Эта ложь во спасение слетает с твоих губ легко, оставив за собою лишь легкий привкус вины.
– Темнота, – говорит он. – Каждую ночь, и так долго… Только пустота, темнота и безмолвие.
– Ох, Хемнет… – начинаешь было ты, но тут же умолкаешь, чтоб не расстраивать его еще сильнее во время полной неопределенности. Вместо этого ты говоришь со всей непринужденностью, на какую способна: – А твой последний… то есть самый недавний сон… Ты помнишь его? Что тебе снилось тогда?
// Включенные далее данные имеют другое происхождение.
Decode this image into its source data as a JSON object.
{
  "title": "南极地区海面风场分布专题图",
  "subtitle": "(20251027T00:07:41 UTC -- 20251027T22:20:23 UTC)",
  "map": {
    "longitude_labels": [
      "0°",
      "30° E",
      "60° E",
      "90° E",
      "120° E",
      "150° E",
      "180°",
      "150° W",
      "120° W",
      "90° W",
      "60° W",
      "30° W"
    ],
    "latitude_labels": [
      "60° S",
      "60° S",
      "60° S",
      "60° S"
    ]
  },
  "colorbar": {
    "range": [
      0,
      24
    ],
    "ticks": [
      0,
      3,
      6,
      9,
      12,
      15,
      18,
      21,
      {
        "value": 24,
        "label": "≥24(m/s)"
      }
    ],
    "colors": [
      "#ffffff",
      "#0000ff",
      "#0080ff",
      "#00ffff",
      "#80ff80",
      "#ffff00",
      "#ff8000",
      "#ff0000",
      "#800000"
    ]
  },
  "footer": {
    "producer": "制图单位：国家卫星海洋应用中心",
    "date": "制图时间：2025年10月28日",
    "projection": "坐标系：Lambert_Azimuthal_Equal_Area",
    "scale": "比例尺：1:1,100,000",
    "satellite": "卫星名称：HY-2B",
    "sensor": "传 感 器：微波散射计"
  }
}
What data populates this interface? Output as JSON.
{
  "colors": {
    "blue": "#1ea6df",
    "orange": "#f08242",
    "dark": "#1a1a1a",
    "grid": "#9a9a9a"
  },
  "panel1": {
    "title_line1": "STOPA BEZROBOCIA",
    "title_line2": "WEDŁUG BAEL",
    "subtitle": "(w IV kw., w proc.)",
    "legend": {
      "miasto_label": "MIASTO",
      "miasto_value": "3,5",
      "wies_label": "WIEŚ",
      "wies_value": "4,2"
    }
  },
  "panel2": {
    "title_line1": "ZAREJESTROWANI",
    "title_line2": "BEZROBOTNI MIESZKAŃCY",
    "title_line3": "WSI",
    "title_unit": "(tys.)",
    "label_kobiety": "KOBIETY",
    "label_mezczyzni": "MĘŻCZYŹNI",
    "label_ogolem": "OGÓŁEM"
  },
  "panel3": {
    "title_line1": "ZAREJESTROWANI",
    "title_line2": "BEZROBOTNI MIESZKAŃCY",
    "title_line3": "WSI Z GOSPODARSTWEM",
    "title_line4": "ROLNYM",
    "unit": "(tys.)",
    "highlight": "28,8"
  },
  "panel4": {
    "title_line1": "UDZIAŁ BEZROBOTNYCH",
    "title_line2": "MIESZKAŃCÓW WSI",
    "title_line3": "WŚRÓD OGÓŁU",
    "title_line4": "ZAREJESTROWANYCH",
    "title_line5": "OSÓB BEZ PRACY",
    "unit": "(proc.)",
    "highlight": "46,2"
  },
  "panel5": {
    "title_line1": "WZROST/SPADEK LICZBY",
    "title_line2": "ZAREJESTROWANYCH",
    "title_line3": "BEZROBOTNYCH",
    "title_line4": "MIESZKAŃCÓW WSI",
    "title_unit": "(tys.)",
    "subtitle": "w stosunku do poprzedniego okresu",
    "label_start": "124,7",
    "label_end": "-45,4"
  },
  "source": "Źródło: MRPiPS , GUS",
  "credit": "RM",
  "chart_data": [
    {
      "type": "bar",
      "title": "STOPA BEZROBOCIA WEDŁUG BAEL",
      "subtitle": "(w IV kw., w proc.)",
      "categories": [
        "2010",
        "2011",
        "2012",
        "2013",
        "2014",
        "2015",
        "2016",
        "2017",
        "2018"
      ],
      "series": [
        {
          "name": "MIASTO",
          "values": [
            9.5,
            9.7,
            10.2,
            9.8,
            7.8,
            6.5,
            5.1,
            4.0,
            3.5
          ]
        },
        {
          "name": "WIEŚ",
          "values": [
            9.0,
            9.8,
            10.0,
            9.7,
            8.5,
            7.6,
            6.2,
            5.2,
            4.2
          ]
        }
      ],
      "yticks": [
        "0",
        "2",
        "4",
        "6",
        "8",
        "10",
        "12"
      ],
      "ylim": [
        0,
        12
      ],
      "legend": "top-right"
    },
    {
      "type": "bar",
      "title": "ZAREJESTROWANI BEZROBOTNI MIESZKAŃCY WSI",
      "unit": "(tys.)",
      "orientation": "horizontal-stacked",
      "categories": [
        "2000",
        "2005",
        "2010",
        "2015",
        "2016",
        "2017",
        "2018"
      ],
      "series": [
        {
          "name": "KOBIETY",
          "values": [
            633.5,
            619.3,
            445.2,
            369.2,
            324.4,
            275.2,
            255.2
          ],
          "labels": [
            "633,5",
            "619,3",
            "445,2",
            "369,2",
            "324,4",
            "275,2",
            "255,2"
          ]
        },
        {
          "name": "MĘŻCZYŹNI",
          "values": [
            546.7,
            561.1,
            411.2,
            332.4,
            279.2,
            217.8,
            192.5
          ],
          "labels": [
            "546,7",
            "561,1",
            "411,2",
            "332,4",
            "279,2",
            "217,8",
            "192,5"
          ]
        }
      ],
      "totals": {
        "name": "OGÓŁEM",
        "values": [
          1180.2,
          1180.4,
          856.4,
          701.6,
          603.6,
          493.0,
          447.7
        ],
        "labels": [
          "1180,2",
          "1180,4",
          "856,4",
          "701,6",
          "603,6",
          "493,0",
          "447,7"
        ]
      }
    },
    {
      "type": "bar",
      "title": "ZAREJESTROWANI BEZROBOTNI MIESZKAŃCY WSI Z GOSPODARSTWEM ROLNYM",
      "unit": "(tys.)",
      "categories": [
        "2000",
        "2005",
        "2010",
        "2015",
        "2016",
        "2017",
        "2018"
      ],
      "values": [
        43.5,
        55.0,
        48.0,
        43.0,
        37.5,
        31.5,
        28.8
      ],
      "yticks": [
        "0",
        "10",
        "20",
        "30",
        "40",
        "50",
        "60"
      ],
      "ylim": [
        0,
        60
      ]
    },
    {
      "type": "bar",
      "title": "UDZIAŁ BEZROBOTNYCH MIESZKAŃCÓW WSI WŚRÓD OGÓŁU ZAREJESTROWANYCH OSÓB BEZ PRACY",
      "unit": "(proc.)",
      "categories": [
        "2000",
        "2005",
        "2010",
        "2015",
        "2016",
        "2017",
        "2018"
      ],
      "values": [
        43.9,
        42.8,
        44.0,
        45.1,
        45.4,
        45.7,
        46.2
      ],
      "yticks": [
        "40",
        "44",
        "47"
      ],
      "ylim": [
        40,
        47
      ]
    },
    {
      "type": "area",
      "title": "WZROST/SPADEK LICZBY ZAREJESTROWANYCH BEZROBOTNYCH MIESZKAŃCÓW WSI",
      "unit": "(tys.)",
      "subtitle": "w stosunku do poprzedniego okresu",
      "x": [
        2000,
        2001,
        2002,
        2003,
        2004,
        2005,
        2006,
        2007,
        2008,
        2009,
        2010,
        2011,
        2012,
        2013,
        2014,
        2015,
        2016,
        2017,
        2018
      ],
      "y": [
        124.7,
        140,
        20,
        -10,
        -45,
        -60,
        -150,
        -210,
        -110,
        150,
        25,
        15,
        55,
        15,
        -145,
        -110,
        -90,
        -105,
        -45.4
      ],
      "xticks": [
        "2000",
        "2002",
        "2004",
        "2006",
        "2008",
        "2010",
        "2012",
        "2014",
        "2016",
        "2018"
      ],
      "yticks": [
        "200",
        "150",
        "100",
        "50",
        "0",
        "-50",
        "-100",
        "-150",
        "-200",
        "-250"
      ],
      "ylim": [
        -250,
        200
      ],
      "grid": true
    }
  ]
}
На некоторое время он задумывается, уходит в себя. Затем, подбирая слова с тщательностью какого-нибудь старого богослова, связывающего воедино нити запутанной дискуссии, твой милый хрупкий мальчик говорит:
– Мне снились люди, живущие в лесу. Но эти люди – не люди. А дивные создания, что, как говорят, коварно наши души… прельщают…
Он умолкает и смотрит на тебя с серьезной откровенностью, отчего вновь кажется много старше своих лет. Подобающего ответа тебе на ум не приходит, и потому вы оба умолкаете. В гостиной снова слышен лишь буйный, настойчивый шум дождя.
Вдруг словно резкий толчок пробуждает тебя от покоя – недолгого, однако ж исполненного необъяснимой важности. Что-то вынуждает вновь встать лицом к лицу с реальным миром.
Чья-то рука сильно, настойчиво стучит в стекло, и сквозь завесу ливня, раздвинутую ею, ты различаешь знакомую фигуру и лицо.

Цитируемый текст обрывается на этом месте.